The PPPFA extends the time period during which the PPP borrowers can spend the funds and still qualify for forgiveness from 8 weeks to 24 weeks, but did not confirm when the borrowers is eligible to apply for forgiveness and whether the safe harbors for excluding salary and hourly wage reductions and reductions in the number of employees (full-time equivalents) from loan forgiveness reductions can be applied as soon as the borrower spends the funds or whether it needs to wait until the end of the entire extended period. The SBA’s forgiveness applications indicate that forgiveness may be applied for after the coverage period applicable to the borrower (i.e. either the 8-week or 24-week period after the loan disbursement date, as chosen by the borrower) that the safe harbors for excluding salary and hourly wage reductions and reductions in the number of employees (full-time equivalents) from loan forgiveness reductions can be applied as of the date the loan forgiveness application is submitted. Borrowers don’t have to wait until December 31 to apply for forgiveness or to use the safe harbors in its forgiveness application.

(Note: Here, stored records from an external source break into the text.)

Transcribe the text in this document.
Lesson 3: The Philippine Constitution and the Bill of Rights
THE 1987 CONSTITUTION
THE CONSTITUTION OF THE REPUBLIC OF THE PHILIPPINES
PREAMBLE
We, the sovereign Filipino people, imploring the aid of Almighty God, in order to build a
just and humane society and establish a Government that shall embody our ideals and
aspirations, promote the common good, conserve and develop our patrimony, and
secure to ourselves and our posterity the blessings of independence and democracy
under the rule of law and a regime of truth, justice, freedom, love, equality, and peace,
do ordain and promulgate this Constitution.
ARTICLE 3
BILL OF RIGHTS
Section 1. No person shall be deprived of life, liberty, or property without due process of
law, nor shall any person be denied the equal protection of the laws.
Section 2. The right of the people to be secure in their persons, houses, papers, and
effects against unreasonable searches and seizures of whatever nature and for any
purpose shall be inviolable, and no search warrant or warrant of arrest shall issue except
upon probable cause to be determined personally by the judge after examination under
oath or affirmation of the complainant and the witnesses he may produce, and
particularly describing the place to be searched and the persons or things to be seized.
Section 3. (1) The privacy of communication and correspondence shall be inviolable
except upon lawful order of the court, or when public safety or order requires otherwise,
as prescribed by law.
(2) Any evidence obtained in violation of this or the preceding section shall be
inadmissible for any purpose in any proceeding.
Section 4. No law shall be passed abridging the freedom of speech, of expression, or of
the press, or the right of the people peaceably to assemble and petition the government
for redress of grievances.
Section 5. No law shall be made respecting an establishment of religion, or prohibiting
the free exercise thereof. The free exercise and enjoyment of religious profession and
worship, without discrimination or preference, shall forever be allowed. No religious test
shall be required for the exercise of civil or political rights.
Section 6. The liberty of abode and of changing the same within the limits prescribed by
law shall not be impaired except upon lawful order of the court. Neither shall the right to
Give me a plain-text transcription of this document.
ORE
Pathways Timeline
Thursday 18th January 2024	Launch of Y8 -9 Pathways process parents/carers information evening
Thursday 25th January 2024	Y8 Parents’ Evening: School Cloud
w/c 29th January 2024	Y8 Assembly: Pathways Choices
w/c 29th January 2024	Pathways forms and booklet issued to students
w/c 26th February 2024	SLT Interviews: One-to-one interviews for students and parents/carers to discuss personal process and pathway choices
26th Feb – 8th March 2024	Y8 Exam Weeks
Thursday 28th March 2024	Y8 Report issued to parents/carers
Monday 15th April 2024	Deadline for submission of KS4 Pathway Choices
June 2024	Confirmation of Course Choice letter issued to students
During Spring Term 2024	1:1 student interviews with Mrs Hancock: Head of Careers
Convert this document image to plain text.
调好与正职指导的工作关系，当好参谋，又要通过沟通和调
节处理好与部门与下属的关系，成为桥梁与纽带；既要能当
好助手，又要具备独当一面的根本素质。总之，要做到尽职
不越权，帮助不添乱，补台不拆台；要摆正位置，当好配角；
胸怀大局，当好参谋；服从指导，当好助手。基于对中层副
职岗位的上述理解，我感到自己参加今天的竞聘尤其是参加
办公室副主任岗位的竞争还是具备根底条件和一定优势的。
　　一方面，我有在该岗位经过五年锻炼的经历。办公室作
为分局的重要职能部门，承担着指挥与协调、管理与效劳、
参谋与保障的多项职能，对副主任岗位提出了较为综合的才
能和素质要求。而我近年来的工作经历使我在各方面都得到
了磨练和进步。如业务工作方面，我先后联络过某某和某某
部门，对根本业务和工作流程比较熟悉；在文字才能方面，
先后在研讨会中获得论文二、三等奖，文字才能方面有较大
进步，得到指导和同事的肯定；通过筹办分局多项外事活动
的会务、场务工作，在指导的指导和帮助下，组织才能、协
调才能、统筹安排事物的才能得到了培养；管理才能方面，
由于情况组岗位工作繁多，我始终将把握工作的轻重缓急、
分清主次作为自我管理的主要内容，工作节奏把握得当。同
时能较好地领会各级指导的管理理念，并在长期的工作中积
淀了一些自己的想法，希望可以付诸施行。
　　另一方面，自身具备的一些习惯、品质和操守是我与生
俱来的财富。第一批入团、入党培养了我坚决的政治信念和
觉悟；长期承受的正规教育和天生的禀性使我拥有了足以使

The PPP allows loan forgiveness for payroll costs — including salary, wages, and tips — for up to $100,000 annualized per employee. Previously, the limit of cash compensation per employee was $15,385 for the existing eight-week covered period to qualify for forgiveness. The PPPFA extended the coverage period to 24 weeks, but did not clarify whether the individual employee cash compensation cap would increase in proportion, to $46,154. The SBA’s new interim final rule establishes the 24-week maximum for full loan forgiveness at $46,154 per individual.
The PPPFA extended the PPP from June 30, 2020 to December 31, 2020, but did not expressly provide a different expiration of the time period in which applicants could apply for a PPP loan. The interim final rules indicate that the application deadline for PPP loans remains June 30, 2020.
What to do now
While questions remain, potential applicants who have deferred applying because they needed more time to spend the funds, sought greater flexibility in how to use the funds, or were uncertain of the extent to which they would be able to have their loans forgiven, now have more time and greater flexibility to use the funds and an easier path to having more of their loans forgiven with the SBA’s new guidance and updated loan application forms. Applicants have until June 30, 2020 to apply for PPP funding and funds remain available in the PPP for lending to eligible borrowers. Borrowers who were not certain of when and how to apply for loan forgiveness now have a clearer path with the SBA’s new streamlined forgiveness application forms and can look to apply for forgiveness once their coverage period ends.
1These consist of requirements established or guidance issued between March 1, 2020 and December 31, 2020 by the Secretary of Health and Human Services, the Director of the Centers for Disease Control and Prevention, or the Occupational Safety and Health Administration, related to the maintenance of standards of sanitation, social distancing, or any other work or customer safety requirement related to COVID-19.
2This amount excludes any qualified sick leave equivalent amount for which a credit is claimed under section 7002 of the Families First Coronavirus Response Act (FFCRA) (Public Law 116-127) or qualified family leave equivalent amount for which a credit is claimed under section 7004 of FFCRA.